Ricercatori americani dell’UCLA e del Buck Institute, grazie a un programma terapeutico basato su trentasei punti, sono riusciti a invertire il declino cognitivo in dieci pazienti.
Tra le malattie che colpiscono il sistema nervoso centrale, le cosiddette neurodegenerative, ovvero quelle legate alla progressiva morte dei neuroni con conseguenze cognitive, motorie e comportamentali, hanno un impatto estremamente significativo a livello socioeconomico, in particolar modo il morbo di Alzheimer, la cui diffusione è in costante e drammatica ascesa; basti pensare che alcuni studi predittivi indicano che nel 2050 ne soffriranno ben 160 milioni di persone in tutto il mondo, contro le circa 30 milioni attuali.
Una cura per questa patologia, descritta per la prima volta agli inizi del XX secolo dal neuroscienziato e psichiatra tedesco Alois Alzheimer, ancora non è disponibile, e benché attraverso trattamenti specifici e modifiche nello stile di vita si possa intervenire per prevenire o comunque rallentare il decorso dei sintomi, i laboratori di tutto il mondo sono costantemente impegnati nella lotta contro la formazione delle placche amiloidi nel cervello, strettamente correlate alla malattia.

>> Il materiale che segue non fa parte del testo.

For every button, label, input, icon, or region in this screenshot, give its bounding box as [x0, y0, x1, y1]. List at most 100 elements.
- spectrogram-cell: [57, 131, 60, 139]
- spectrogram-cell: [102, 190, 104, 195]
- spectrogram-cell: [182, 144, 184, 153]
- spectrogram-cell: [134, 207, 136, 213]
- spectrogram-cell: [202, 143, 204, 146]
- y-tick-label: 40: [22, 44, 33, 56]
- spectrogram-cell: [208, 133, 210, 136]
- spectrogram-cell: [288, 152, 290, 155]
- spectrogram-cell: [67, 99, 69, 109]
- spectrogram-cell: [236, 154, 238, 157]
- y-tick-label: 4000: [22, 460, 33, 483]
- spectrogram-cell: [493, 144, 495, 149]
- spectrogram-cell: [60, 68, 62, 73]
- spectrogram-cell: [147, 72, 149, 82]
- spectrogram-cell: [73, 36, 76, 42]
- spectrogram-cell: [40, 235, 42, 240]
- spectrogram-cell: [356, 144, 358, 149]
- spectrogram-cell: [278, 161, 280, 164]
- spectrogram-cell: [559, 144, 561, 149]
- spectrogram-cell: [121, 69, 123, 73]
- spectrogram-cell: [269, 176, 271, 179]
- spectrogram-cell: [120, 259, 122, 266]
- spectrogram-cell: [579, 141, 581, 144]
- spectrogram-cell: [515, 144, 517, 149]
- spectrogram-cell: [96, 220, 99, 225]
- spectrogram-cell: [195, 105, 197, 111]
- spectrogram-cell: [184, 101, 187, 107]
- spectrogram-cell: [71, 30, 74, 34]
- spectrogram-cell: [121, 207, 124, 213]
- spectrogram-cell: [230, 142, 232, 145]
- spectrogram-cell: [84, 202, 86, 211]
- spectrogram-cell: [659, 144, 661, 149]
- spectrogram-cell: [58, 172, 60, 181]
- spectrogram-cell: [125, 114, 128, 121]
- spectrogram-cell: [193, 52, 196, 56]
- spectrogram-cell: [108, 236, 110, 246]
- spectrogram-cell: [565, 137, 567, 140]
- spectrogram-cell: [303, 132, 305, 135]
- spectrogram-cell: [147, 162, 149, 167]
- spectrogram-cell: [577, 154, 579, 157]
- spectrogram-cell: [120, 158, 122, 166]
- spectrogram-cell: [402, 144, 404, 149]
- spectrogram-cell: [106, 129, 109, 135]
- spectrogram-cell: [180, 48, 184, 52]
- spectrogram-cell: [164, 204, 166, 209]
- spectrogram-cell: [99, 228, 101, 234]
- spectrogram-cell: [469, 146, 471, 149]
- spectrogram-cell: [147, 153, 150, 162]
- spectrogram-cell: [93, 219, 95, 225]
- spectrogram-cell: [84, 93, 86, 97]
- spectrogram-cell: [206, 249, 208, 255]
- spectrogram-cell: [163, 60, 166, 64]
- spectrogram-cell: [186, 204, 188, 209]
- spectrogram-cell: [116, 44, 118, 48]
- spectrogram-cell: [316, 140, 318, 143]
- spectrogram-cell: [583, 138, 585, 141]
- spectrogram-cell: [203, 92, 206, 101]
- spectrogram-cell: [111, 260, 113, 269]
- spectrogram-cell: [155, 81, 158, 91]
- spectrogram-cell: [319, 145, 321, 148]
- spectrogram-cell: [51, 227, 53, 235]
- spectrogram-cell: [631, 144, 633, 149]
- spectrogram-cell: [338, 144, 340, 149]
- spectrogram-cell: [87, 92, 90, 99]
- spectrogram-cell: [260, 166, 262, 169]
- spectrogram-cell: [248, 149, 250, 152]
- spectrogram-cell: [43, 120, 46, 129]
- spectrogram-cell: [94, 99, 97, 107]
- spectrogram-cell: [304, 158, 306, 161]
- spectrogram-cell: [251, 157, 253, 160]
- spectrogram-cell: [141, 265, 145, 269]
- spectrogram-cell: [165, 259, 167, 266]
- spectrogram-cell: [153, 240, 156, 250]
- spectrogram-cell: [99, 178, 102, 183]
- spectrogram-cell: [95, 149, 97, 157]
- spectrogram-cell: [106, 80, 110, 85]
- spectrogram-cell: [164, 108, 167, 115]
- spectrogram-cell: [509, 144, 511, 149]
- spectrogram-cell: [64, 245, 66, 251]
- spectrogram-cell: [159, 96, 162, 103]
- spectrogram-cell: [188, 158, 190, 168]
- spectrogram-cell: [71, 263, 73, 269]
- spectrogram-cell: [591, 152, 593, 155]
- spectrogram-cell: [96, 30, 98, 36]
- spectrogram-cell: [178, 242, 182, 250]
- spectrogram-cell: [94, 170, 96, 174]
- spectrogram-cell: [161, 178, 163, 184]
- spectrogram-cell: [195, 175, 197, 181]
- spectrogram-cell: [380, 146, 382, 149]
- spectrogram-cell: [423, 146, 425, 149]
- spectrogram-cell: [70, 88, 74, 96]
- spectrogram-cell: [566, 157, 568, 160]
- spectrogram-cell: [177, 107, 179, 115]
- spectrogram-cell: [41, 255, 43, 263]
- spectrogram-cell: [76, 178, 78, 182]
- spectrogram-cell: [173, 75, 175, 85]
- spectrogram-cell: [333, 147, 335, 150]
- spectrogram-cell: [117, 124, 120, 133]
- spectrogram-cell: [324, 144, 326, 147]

Da un nuovo, importantissimo studio, realizzato in collaborazione tra il prestigioso Buck Institute di Novato (California) e i Laboratori Easton dell’Università della California di Los Angeles (UCLA), entrambi impegnati nella ricerca su invecchiamento e patologie neurodegenerative, giunge tuttavia una speranza concreta: per la prima volta, infatti, i ricercatori sono riusciti a invertire il processo della perdita di memoria, ottenendo risultati straordinari in un piccolo gruppo di pazienti.
Lo studio, coordinato dal professor Dale Brendesen, docente presso entrambe le strutture coinvolte, è stato condotto su dieci volontari e plasmato attorno a un trattamento fortemente personalizzato, basato su un programma di ben trentasei punti terapeutici specifici. Tra essi, un cambiamento sostanziale nelle abitudini alimentari, esercizio fisico, ottimizzazione delle ore di sonno, stimolazione cerebrale e assunzione di farmaci e vitamine ad hoc. “Questi pazienti – ha sottolineato il ricercatore – prima di iniziare il trattamento avevano ricevuto tutti una diagnosi di declino cognitivo lieve, deficit cognitivo soggettivo o di morbo di Alzheimer, e i nostri test di follow-up hanno dimostrato che per alcuni di essi si è passati da una situazione di anormalità a quello di normalità”. Nei dettagli dello studio, pubblicati sulla rivista scientifica specializzata Aging, i ricercatori hanno elencato gli incredibili progressi compiuti da alcuni dei pazienti coinvolti. Benché le risonanze magnetiche e i test neuropsicologici indicassero la presenza della patologia neurodegenerativa in un paziente di 66 anni, il cui volume dell’ippocampo era pari al 17 percento del normale, dopo dieci mesi di trattamento questo valore è risalito fino al 75 percento, mostrando un sensibile miglioramento della sintomatologia. Un altro paziente di 69 anni, un imprenditore che perdeva progressivamente la memoria da ben undici anni, dopo alcuni mesi di terapia è tornato a riconoscere i volti dei collaboratori e ad organizzare efficacemente il proprio lavoro. Anche in questo caso il volume ippocampale ha subito un drastico aumento percentuale, salendo dal 3 percento all’84 percento. Risultati analoghi sono stati riscontrati in una donna di 49 anni, tornata a parlare una lingua straniera e ad avere un netto miglioramento nel vocabolario, nel riconoscimento facciale e nella lettura dopo nove mesi dall’inizio del programma.
Nonostante gli ottimi risultati ottenuti, legati anche all’analisi genetica dei pazienti e allo studio dell’allele APOE-4 che è correlato a un rischio maggiore di demenza, il team di Brendesen indica che, per confermare l’efficacia dei trentasei punti, il trattamento terapeutico deve essere testato su un campione indubbiamente superiore di soggetti. La lotta al morbo di Alzheimer è serrata e solo alcuni giorni addietro è emerso un altro studio interessante, pubblicato su Alcoholism: Experimental and Clinical Research: ricercatori finlandesi dell’Università di Tampere, infatti, hanno scoperto che il consumo moderato di birra potrebbe essere collegato alla formazione delle placche amiloidi nel tessuto cerebrale, fungendo in qualche modo da barriera protettiva contro la loro comparsa.